If you owned stock in virtually any 3D print-related company in the period of 2010-2014, you’d have been very happy. The stock prices rose ridiculously, sometimes as much as 10X their previous value.
This happened largely because the public “discovered” 3D printing, even though it had been in strong existence for more than 25 years earlier. The reason for this discovery was that certain initial patents had expired, opening the possibility for entrepreneurs to develop low cost 3D printers using that technology.
Low cost: meaning something actual consumers could consider buying.
And that’s the strategy that several companies, most notably MakerBot and 3D Systems pursued. Their highly public efforts dramatically raised the awareness of the technology among many members of the public.
That same interest drove up the stock prices as many people “got on the bandwagon” and bought stock without truly understanding what the technology could actually do – or not do.
Unfortunately, their mistaken faith in the technology was short-lived, as it eventually became clear that 3D printing technology, although quite amazing, was not something yet ready for the general consumer. Consumers who did attempt to use 3D printing very often had issues, resulting in a general disappointment in the technology.
The stock prices subsequently fell quite dramatically, ironically back to levels seen before the big raise.

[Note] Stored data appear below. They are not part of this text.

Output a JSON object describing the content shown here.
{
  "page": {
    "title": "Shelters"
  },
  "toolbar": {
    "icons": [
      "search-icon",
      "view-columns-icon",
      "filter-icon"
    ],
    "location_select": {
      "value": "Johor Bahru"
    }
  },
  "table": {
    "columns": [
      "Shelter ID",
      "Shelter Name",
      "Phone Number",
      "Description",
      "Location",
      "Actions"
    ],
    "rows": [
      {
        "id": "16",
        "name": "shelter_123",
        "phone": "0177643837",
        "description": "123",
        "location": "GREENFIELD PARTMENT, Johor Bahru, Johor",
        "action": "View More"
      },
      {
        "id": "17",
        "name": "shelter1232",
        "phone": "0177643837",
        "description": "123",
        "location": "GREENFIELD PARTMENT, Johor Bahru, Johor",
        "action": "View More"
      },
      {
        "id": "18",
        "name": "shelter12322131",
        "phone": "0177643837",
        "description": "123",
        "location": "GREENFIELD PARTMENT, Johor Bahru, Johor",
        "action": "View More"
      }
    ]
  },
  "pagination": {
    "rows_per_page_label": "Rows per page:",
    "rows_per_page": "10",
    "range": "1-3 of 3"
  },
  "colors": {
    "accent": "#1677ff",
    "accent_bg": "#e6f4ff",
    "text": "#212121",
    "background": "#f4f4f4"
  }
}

This financial shock has shaken the 3D printing industry quite profoundly. Today we see virtually every company changing their strategy to focus not on consumers, who really had no practical possibility of widespread use of 3D printing, instead towards professionals, designers, industry, manufacturers and others who can truly make excellent use of 3D printing technology.
Focus on the uses that make sense. Not the ones that are buzz worthy.

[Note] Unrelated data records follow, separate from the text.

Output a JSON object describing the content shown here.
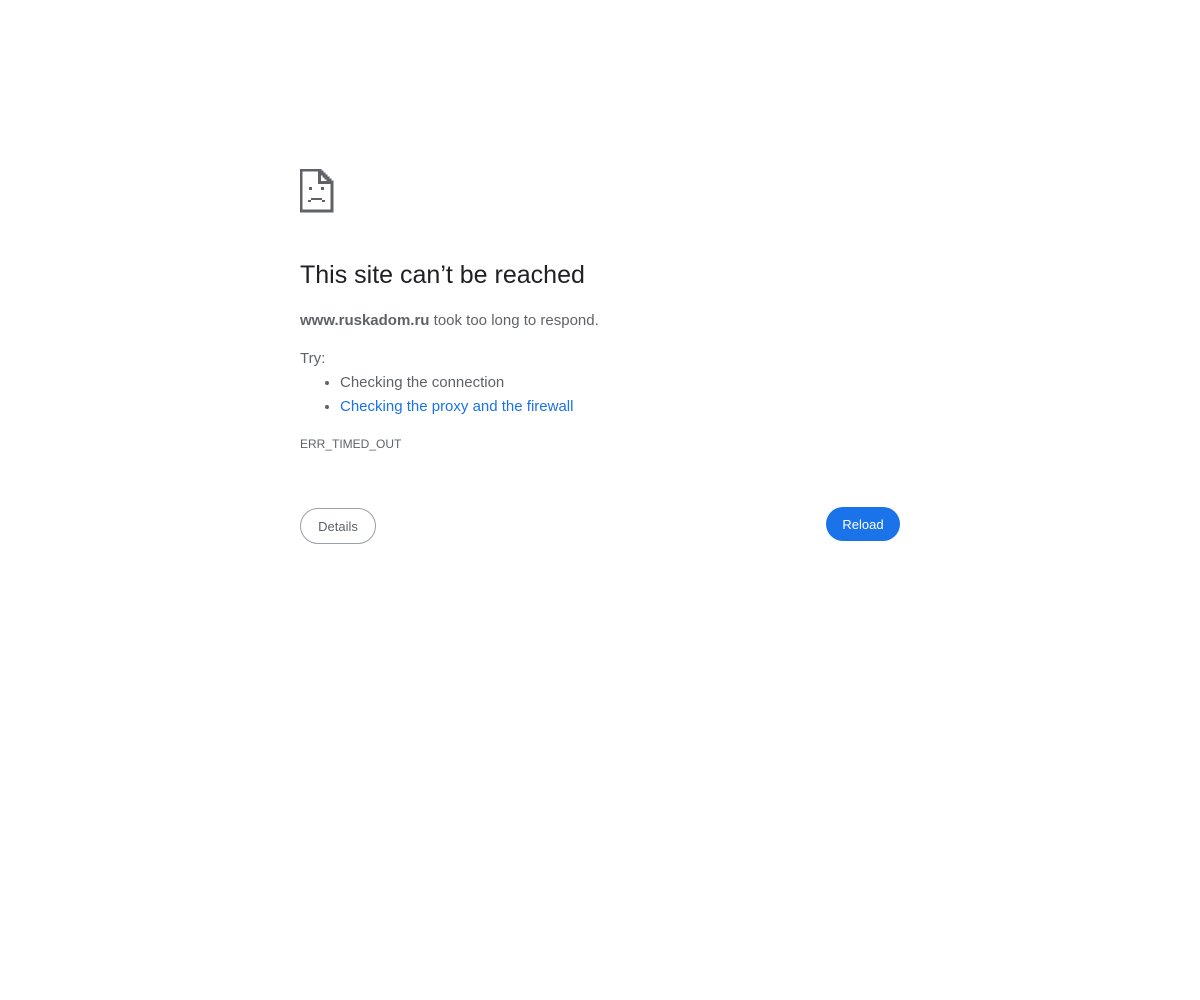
{
  "error_page": {
    "icon": "sad-document-icon",
    "title": "This site can’t be reached",
    "host": "www.ruskadom.ru",
    "summary_suffix": " took too long to respond.",
    "try_label": "Try:",
    "suggestions": [
      {
        "label": "Checking the connection",
        "is_link": false
      },
      {
        "label": "Checking the proxy and the firewall",
        "is_link": true
      }
    ],
    "error_code": "ERR_TIMED_OUT"
  },
  "buttons": {
    "details_label": "Details",
    "reload_label": "Reload"
  },
  "colors": {
    "link": "#1a73e8",
    "primary_button": "#1a73e8",
    "heading": "#202124",
    "body_text": "#5f6368"
  }
}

That change, currently sweeping 3D printing companies, has manifested in strategic shifts by most. Several companies have made significant changes in their executive leadership in the past six months.
It’s all good news for 3D printing technologies. But has this reflected in a change in stock values?
Usually such changes take considerable time to soak into the investment community, but now, half-way through 2016, we should take a look.
At the top I’ve placed an image of the stock price changes for the leading publicly traded 3D printing companies: Stratasys, 3D Systems, XOne, and Arcam. From February of this year, we see a stumbling improvement. There’s ups and downs to be sure, as one might expect in a stock market, but the trend is clear: these companies are recovering their value, at least in the public eye, by tweaking their strategies and management.